All of those taps are on trees inside the Syracuse city limits.

"I guess finding the trees was not the hard part. I’m constantly scanning the hillsides for trees everywhere I go so I knew where the trees were so it was just a matter of getting the permissions for all of them," Dulmer said.

And that turned out to be fairly easy.

"I didn’t run into one person who wasn’t willing to let us tap the trees and everyone seems very happy about it and they get syrup, of course, at the end of the season," Dulmer said.
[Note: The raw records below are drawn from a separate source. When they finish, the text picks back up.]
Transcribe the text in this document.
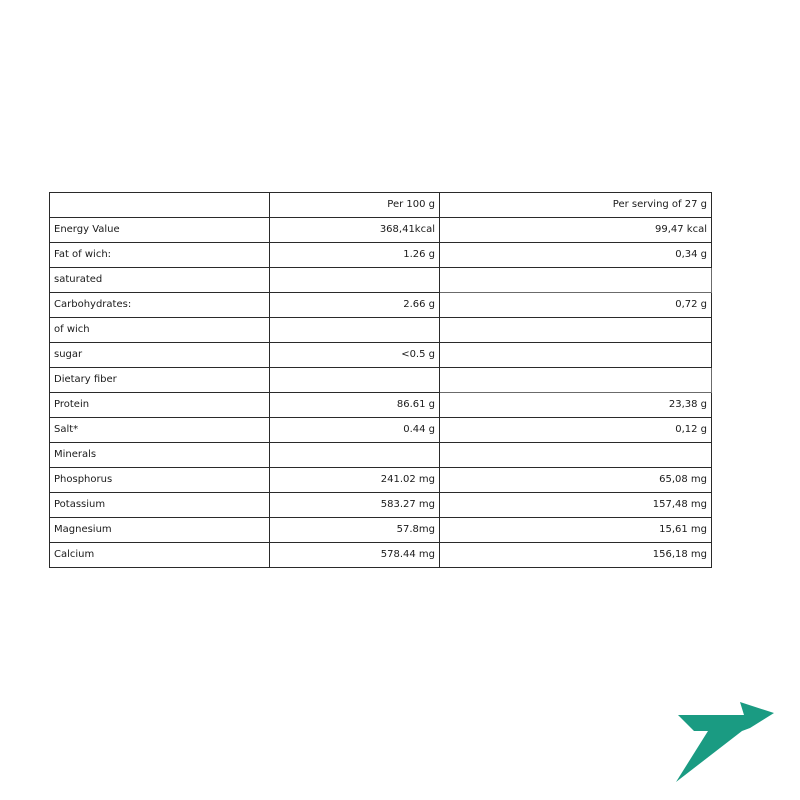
	Per 100 g	Per serving of 27 g
Energy Value	368,41kcal	99,47 kcal
Fat of wich:	1.26 g	0,34 g
saturated		
Carbohydrates:	2.66 g	0,72 g
of wich		
sugar	<0.5 g	
Dietary fiber		
Protein	86.61 g	23,38 g
Salt*	0.44 g	0,12 g
Minerals		
Phosphorus	241.02 mg	65,08 mg
Potassium	583.27 mg	157,48 mg
Magnesium	57.8mg	15,61 mg
Calcium	578.44 mg	156,18 mg
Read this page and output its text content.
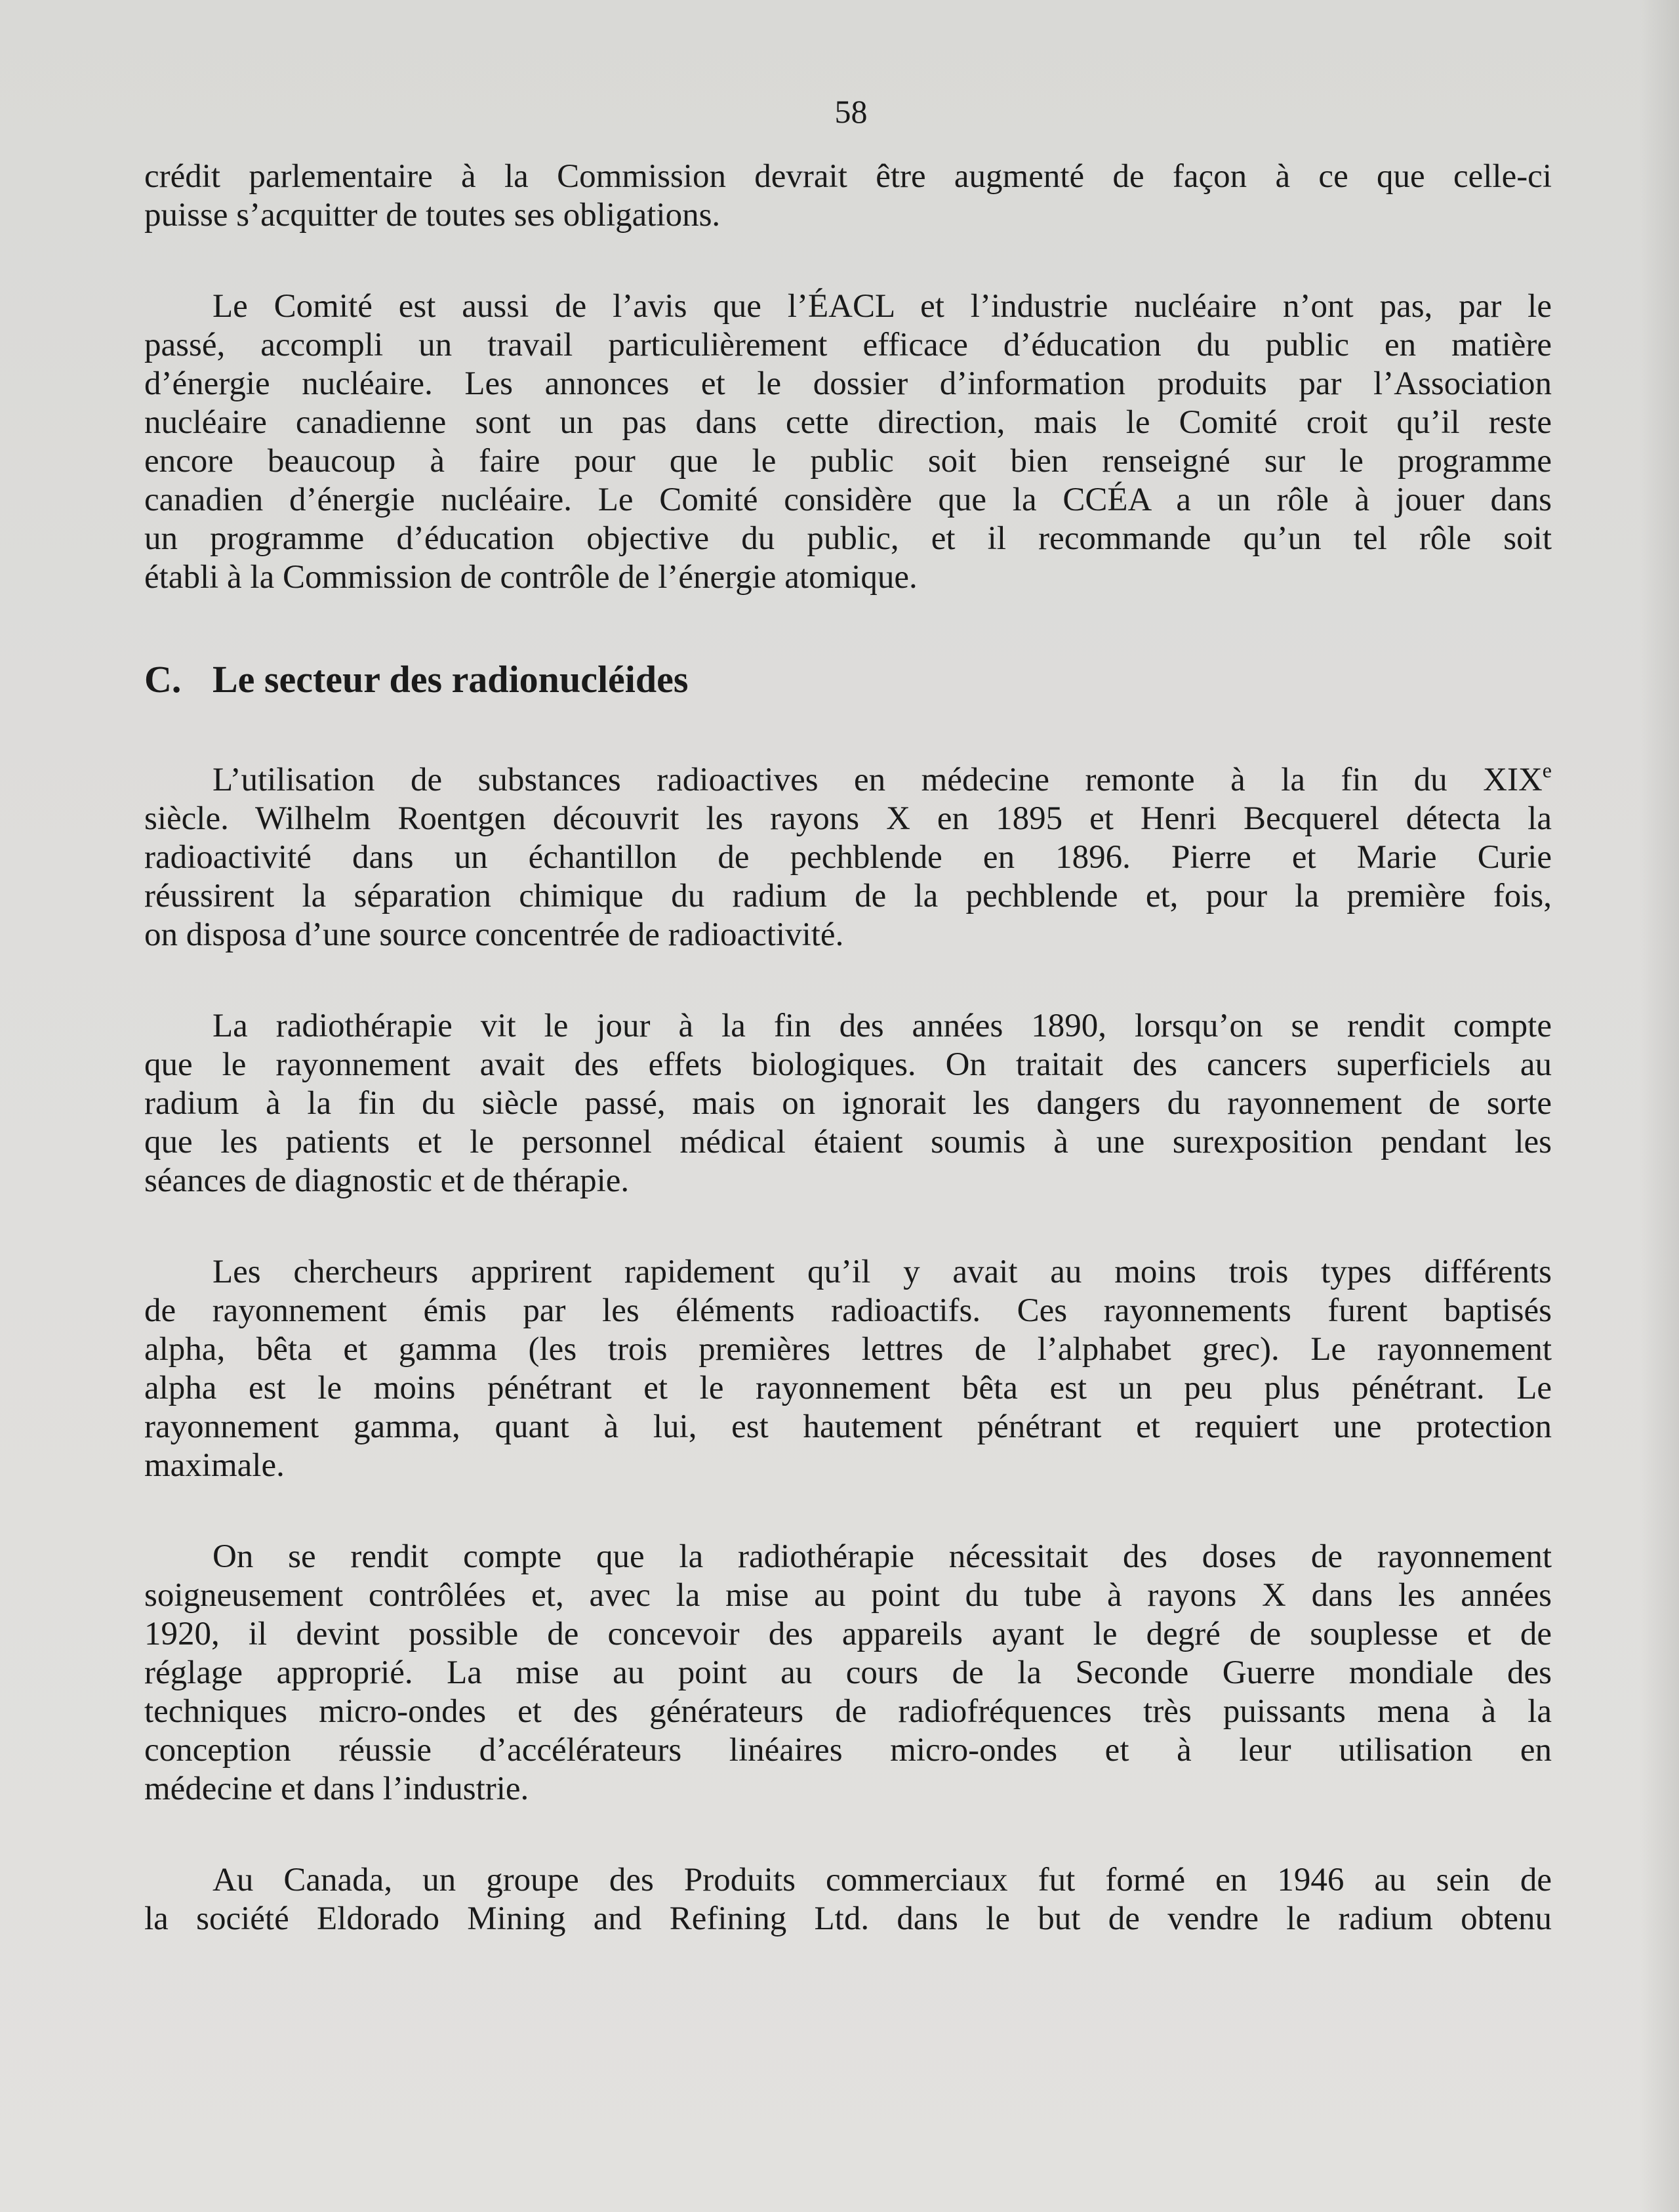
58

crédit parlementaire à la Commission devrait être augmenté de façon à ce que celle-ci
puisse s’acquitter de toutes ses obligations.

Le Comité est aussi de l’avis que l’ÉACL et l’industrie nucléaire n’ont pas, par le
passé, accompli un travail particulièrement efficace d’éducation du public en matière
d’énergie nucléaire. Les annonces et le dossier d’information produits par l’Association
nucléaire canadienne sont un pas dans cette direction, mais le Comité croit qu’il reste
encore beaucoup à faire pour que le public soit bien renseigné sur le programme
canadien d’énergie nucléaire. Le Comité considère que la CCÉA a un rôle à jouer dans
un programme d’éducation objective du public, et il recommande qu’un tel rôle soit
établi à la Commission de contrôle de l’énergie atomique.

C. Le secteur des radionucléides

L’utilisation de substances radioactives en médecine remonte à la fin du XIXe
siècle. Wilhelm Roentgen découvrit les rayons X en 1895 et Henri Becquerel détecta la
radioactivité dans un échantillon de pechblende en 1896. Pierre et Marie Curie
réussirent la séparation chimique du radium de la pechblende et, pour la première fois,
on disposa d’une source concentrée de radioactivité.

La radiothérapie vit le jour à la fin des années 1890, lorsqu’on se rendit compte
que le rayonnement avait des effets biologiques. On traitait des cancers superficiels au
radium à la fin du siècle passé, mais on ignorait les dangers du rayonnement de sorte
que les patients et le personnel médical étaient soumis à une surexposition pendant les
séances de diagnostic et de thérapie.

Les chercheurs apprirent rapidement qu’il y avait au moins trois types différents
de rayonnement émis par les éléments radioactifs. Ces rayonnements furent baptisés
alpha, bêta et gamma (les trois premières lettres de l’alphabet grec). Le rayonnement
alpha est le moins pénétrant et le rayonnement bêta est un peu plus pénétrant. Le
rayonnement gamma, quant à lui, est hautement pénétrant et requiert une protection
maximale.

On se rendit compte que la radiothérapie nécessitait des doses de rayonnement
soigneusement contrôlées et, avec la mise au point du tube à rayons X dans les années
1920, il devint possible de concevoir des appareils ayant le degré de souplesse et de
réglage approprié. La mise au point au cours de la Seconde Guerre mondiale des
techniques micro-ondes et des générateurs de radiofréquences très puissants mena à la
conception réussie d’accélérateurs linéaires micro-ondes et à leur utilisation en
médecine et dans l’industrie.

Au Canada, un groupe des Produits commerciaux fut formé en 1946 au sein de
la société Eldorado Mining and Refining Ltd. dans le but de vendre le radium obtenu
Tapping Norway maples isn’t as productive as sugar maples. It takes 100 gallons of sap to produce a gallon of syrup while sugar maple trees take less than half that much sap.

So it’s not an ideal situation but living here in the city I take what I can get and it’s kind of fun to produce another syrup from a different tree species.

Plus experimenting with species like 80 black walnut trees using a vacuum collection system and the traditional bucket system on a dozen butternut trees.

I created a variety pack where I have a sample of all four different tree species of syrup and it’s a great way to get the different traits of each syrup.